What Is Dual Purpose Doctrine?
In terms of compensability, there is the “dual-purpose doctrine.” Those cases refer to situations when an employee may be performing an act that has a mutual benefit to the employee and the employer. Those cases are usually found compensable. An example where an employer that had a large campus held a contest to determine who could walk the most miles or log the most steps. Basically, the employer wanted the employees to go outside at lunchtime, get exercise, and get fresh air. Clearly, that’s a benefit to the employee because it’s good for morale and the individual’s health. It gets him or her away from the desk for a little bit. When out logging steps for this competition a worker was attacked by a bird. She tripped, fell, and sustained her injury when she was running away from the bird. The incident was found compensable because it was an employer-sponsored health program or competition, and it had a benefit to both the employee and the employer.
The dual-purpose doctrine is similar to the personal comfort doctrine. If a worker is engaged in an act of personal comfort, and they’re injured while doing so, the injury is compensable. There’s no break in the employment just because the worker is taking care of his or her personal comforts or necessities such as getting something to drink or eat during the day, or on the way to the restroom.

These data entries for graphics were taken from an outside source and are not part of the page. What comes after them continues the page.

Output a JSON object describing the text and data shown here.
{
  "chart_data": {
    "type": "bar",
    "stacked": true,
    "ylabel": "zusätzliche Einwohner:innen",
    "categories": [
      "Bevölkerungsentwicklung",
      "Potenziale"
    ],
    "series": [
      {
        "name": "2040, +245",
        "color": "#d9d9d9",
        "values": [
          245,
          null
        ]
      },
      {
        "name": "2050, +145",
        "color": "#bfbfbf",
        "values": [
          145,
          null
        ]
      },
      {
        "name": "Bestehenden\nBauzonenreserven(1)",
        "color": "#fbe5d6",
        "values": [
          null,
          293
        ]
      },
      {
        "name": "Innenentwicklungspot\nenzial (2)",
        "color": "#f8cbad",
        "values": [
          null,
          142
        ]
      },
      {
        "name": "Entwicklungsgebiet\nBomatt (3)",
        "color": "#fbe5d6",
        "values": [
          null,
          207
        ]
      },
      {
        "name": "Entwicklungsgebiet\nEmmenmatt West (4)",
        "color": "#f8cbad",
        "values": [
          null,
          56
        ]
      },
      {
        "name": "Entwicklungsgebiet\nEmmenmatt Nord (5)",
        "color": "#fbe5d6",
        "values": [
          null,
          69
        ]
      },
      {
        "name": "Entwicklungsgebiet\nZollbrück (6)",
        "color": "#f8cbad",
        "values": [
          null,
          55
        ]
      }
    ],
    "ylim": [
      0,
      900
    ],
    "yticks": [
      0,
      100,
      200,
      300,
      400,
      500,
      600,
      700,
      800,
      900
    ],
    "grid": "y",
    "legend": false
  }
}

The health of the employee is in the interest of the employer. Since the employee’s efforts benefit the employer, an employee who is ministering to personal needs doesn’t take the injury outside of the “course and scope” of employment. A person walking to lunch in the break room that trips and breaks a leg has a compensable injury, even though they’re going to get lunch and not necessarily engaged in a particular job duty. The broken leg is a compensable injury under the personal comfort doctrine.